Давлеканову было хорошо за столом. Софья Михайловна казалась ему славной, девочки (особенно Аня) прелестными. И Женька такой спокойный, уверенный, добродушный, и так все красиво. И теплый свет торшера и чернота ночи.
Софья Михайловна сидела напротив него в мягком свете большого белого абажура. Голова ее с тяжелой прической все клонилась и клонилась набок, будто длинная тонкая шея не могла ее удержать.

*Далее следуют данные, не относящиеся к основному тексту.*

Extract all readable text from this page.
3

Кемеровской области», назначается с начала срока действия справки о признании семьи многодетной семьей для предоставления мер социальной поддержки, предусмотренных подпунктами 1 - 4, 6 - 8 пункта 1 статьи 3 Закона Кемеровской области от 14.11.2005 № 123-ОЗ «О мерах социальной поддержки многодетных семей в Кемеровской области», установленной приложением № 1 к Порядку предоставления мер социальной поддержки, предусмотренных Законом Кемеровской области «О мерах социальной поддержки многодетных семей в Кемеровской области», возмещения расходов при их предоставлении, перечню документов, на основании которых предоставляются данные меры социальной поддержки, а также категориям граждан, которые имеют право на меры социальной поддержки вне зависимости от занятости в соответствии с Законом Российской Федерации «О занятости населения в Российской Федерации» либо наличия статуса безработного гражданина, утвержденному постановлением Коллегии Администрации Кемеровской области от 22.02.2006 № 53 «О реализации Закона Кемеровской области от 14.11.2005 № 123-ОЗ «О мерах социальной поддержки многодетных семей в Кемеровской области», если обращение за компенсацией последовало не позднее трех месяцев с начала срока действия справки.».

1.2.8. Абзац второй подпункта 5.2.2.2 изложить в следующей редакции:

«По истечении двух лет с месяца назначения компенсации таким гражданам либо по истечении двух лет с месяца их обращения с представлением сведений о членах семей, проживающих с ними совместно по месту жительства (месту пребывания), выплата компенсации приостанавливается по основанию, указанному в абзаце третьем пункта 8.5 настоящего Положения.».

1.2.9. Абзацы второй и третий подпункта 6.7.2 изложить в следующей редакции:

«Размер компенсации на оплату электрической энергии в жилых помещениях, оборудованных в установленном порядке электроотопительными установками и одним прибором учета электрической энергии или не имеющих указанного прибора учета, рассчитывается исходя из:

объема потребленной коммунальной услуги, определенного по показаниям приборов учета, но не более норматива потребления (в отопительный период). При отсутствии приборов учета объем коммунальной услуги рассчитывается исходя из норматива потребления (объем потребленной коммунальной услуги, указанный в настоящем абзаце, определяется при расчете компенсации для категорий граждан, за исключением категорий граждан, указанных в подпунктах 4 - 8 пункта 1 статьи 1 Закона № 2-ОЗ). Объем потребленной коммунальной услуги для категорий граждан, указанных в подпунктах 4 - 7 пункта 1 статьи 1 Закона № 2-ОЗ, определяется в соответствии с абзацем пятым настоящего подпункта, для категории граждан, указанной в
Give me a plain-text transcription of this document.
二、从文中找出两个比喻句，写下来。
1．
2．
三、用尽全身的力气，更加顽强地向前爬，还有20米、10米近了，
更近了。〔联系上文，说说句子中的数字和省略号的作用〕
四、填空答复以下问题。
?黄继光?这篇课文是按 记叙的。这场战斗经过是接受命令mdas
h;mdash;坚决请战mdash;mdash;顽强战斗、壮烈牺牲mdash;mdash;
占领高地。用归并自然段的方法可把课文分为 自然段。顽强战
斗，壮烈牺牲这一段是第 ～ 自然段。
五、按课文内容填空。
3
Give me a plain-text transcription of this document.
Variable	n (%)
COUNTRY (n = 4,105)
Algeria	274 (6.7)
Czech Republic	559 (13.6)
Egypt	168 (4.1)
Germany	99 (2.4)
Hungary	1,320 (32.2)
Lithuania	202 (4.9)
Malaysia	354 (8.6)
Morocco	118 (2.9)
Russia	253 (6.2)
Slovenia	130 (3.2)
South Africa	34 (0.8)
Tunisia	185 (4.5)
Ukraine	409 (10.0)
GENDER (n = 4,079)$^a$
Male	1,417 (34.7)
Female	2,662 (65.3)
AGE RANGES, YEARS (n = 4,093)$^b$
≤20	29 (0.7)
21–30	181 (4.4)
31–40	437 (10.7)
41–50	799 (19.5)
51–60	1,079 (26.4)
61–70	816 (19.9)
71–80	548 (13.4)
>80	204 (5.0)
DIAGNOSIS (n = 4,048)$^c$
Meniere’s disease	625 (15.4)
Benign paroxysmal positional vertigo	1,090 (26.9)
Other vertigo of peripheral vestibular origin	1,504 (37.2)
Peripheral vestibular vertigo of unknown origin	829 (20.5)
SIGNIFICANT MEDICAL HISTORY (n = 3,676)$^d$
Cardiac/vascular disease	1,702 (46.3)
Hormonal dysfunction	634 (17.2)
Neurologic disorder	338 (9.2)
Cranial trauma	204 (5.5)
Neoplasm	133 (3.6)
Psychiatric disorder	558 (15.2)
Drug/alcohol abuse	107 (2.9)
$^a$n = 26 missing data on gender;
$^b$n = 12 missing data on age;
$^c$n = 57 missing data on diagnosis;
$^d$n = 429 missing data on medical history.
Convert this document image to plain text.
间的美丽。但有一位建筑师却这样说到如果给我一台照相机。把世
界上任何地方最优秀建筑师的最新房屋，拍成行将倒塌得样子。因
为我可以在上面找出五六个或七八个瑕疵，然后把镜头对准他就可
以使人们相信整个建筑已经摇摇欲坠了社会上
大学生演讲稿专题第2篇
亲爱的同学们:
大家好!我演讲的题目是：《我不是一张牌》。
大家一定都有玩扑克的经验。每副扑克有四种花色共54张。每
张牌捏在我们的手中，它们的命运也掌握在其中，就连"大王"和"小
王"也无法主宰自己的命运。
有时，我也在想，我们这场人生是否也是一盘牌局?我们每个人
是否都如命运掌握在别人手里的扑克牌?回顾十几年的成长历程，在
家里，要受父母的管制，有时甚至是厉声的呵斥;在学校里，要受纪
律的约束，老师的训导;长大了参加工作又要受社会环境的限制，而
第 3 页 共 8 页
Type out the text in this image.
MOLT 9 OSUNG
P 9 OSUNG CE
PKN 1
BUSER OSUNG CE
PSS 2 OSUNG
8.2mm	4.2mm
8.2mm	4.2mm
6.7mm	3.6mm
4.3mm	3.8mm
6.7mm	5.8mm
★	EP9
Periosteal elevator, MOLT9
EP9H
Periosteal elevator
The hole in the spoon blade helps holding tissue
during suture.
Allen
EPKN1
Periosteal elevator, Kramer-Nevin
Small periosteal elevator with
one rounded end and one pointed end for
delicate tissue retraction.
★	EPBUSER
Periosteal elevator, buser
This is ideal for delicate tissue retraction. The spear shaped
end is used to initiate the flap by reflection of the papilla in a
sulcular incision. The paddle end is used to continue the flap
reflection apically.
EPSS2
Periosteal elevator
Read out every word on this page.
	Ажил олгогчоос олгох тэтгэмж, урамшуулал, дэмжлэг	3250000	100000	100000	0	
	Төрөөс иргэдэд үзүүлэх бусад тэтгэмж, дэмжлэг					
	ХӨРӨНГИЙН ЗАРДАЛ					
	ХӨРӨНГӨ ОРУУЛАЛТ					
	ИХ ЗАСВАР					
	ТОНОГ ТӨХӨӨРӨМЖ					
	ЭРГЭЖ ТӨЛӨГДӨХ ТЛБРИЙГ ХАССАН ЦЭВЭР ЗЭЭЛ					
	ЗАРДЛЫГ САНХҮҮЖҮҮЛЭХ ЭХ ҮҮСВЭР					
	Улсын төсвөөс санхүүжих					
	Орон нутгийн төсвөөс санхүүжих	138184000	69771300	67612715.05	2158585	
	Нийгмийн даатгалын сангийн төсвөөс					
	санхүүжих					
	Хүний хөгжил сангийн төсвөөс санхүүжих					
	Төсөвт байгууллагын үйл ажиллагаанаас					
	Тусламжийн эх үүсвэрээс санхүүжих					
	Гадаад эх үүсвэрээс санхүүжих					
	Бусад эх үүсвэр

Черная прядка отделилась от виска Софьи Михайловны и висела, словно еще больше оттягивая голову. А глаза были такие блестящие, полные влагой до краев. Вот-вот — и она прольется. «Что-то у нее неладно», — понял Ариан Николаевич.
— Сонечка-старшая! — сказал он тихо.
Софья Михайловна медленно подняла голову. Давлеканов обошел вокруг стола.
— Пойдемте поговорим, вам станет легче. Вам не надо меня стесняться, ведь я старый приятель вашего мужа, почти что ваш родственник. — Он осторожно взял за локоть Софью Михайловну и повел ее с террасы вниз. — Мы на воздух! — кивнул он Шурке. — Вам нужен воздух, воздух, воздух! Как говорят врачи, — сказал он Софье Михайловне.